«Il quadro criminale della provincia di Foggia è quello che desta maggiore allarme sociale, dove andranno fatti più investimenti in termini di personale da impiegare nel dispositivo di contrasto». Scrive così la Dia – direzione investigativa antimafia – nella relazione al Parlamento sulla situazione della criminalità organizzata nel primo semestre del 2017, quando si erano già verificati una serie di omicidi di mala e lupare bianche, cui sarebbe seguita il 9 agosto la strage di mafia con i 4 morti ammazzati sulla strada «Pedegarganica» che ha riacceso i riflettori nazionali sulla criminalità organizzata di Foggia e provincia, che con le sue tra mafie – «Società foggiana», mafia garganica e cerignolana – è diventata la quarta mafia d’Italia, dopo Cosa nostra siciliana, ‘ndrangheta calabrese e camorra campana, come rimarcato a più riprese dall’ex procuratore nazionale antimafia Franco Roberti. Sono 17 i clan indicati nella nuova mappa della Dia.

«L’assenza di un organo verticistico condiviso che possa dettare una strategia unitaria» scrive la Dia «determina uno stato di costante fibrillazione all’interno delle singole aree, cui concorrono diversi fattori, tra cui l’abbondanza di giovani leve. Rilevano, altresì, la massiccia presenza di armi e il radicato vincolo dei sodalizi con il territorio, che favoriscono un contesto ambientale omertoso e violento, dove continuano a registrarsi efferati omicidi. La provincia resta una delle poche realtà segnate dalle consorterie mafiose a non aver fatto registrare la presenza di collaboratori di giustizia e quella con il maggior numero di omicidi non scoperti».

«Anche l’area garganica si conferma instabile» prosegue l’analisi della Dia «in ragione di una serie di variabili che influenzano, da tempo, l’evoluzione del fenomeno, tra cui ricorre la presenza di giovani emergenti, nonché la vicinanza geografica con le realtà mafiose di Foggia e Cerignola. Proprio su Cerignola insistono delle radicate formazioni criminali, la cui solidità è percepibile, oltre che dal consistente numero di affiliati, anche dalla meticolosa organizzazione delle attività illecite, in diversi casi perpetrate fuori regione».

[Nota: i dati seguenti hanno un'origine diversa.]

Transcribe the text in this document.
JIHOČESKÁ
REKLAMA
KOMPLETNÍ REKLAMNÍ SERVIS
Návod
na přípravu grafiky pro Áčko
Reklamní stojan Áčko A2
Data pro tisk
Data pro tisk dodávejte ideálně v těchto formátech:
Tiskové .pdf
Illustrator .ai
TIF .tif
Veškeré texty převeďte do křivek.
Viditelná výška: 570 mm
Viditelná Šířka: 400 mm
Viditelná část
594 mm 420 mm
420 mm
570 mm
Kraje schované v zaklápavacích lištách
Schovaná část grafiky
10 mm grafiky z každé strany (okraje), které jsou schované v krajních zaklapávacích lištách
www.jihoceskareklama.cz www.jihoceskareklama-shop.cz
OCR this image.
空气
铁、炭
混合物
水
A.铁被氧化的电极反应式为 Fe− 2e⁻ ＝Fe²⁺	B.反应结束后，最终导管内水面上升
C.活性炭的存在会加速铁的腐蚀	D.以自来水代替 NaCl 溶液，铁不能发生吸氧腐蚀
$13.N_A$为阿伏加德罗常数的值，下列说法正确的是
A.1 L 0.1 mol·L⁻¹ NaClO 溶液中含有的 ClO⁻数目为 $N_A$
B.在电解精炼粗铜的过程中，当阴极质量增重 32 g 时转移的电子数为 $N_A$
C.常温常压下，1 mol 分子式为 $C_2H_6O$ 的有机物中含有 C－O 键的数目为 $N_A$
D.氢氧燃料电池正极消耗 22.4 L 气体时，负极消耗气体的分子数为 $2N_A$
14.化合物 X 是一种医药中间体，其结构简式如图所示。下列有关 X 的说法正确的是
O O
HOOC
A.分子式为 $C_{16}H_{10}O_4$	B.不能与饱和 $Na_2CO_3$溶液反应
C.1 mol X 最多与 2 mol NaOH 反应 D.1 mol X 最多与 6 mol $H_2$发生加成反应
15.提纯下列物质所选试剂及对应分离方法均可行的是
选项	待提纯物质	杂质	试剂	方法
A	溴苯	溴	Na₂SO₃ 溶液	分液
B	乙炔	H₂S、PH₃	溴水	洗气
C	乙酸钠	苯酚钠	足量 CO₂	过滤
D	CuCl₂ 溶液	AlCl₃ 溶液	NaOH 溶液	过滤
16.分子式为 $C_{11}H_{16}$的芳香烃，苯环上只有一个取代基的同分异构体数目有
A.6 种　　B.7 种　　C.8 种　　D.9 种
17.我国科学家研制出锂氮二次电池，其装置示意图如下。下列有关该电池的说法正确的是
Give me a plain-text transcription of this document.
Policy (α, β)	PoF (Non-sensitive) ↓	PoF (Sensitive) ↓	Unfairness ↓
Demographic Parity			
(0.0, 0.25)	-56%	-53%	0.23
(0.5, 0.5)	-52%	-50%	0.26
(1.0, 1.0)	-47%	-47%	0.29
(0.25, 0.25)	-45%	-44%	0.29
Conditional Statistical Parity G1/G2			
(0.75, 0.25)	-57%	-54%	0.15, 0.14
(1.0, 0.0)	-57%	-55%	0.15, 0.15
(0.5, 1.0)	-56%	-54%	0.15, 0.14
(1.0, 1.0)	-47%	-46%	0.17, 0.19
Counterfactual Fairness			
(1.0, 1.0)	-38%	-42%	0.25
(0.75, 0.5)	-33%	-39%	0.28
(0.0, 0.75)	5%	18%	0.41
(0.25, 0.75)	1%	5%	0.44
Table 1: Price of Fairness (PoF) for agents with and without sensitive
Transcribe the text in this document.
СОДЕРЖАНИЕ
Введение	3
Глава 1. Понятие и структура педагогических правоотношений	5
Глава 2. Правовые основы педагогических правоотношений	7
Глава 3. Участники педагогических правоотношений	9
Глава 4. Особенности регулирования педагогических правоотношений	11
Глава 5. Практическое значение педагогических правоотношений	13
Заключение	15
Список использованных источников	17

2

CERIGNOLA, LA MAFIA PIU’ RICCA La mafia più ricca in Capitanata abita a Cerignola, capace di superare le contrapposizioni di fine anni anni Ottanta e primi anni Novanta che provocarono due guerre di mafia: negli ultimi vent’anni a Cerignola gli omicidi di stampo mafioso si contano sulle dita di una mano, il che è un segno di forza. «Nel basso Tavoliere la realtà criminale più radicata si conferma quella di Cerignola (in primis i clan Di Tommaso e i Piarulli-Ferraro) che si impone sul territorio con un consistente numero di affiliati, grazie ai quali riesce a diversificare le attività illecite da cui attingere risorse» secondo l’analisi della Direzione investigativa antimafia. «Alla solidità della mafia cerignolana – le cui dinamiche interne rimangono di difficile esegesi vista la sua impermeabilità alle attività di contrasto – hanno sicuramente concorso il superamento delle sanguinose contrapposizioni del passato e la capacità di assoggettare un vasto tessuto criminale, riducendo al minimo le frizioni e le manifestazioni eclatanti. In questo territorio, poi, la meticolosa organizzazione che caratterizza le attività illecite, anche quelle di natura predatoria, rende assolutamente difficoltosa la distinzione tra criminalità comune e quella di tipo mafioso. E’ il caso, infatti, dei furti e delle rapine ai tir, anche fuori regione, dove la scelta delle merci da asportare non risulta casuale, il che sottende l’esistenza di un “sistema” in cui la mafia di Cerignola si colloca come il fulcro della ricettazione e a cui le bande delle province di Foggia, Bari e Bat tendono a rivolgersi». Al riguardo la Dia cita l’operazione «Wine & Cheese» del marzo 2017 «che ha svelato l’ennesima alleanza extraregionale tra la criminalità predatoria cerignolana e quella della provincia di Modena. Questa sinergia ha permesso al gruppo di mettere a segno nel 2015 diversi furti nelle province emiliane, anche di ingenti quantitativi di prodotti alimentari pregiati, destinati al mercato nero pugliese. Lo stesso dinamismo si riscontra anche nel settore degli stupefacenti, in cui Cerignola si conferma snodo cruciale per l’intera regione». Anche l’area di Orta Nova, Ordona, Carapelle, Stornara e Stornarella risente dell’influenza della criminalità cerignolana, che si manifesta soprattutto in forme di sinergia criminale tra i gruppi delle diverse cittadine nella ricettazione di auto, nei furti ai bancomat e nei traffici di stupefacenti e di armi».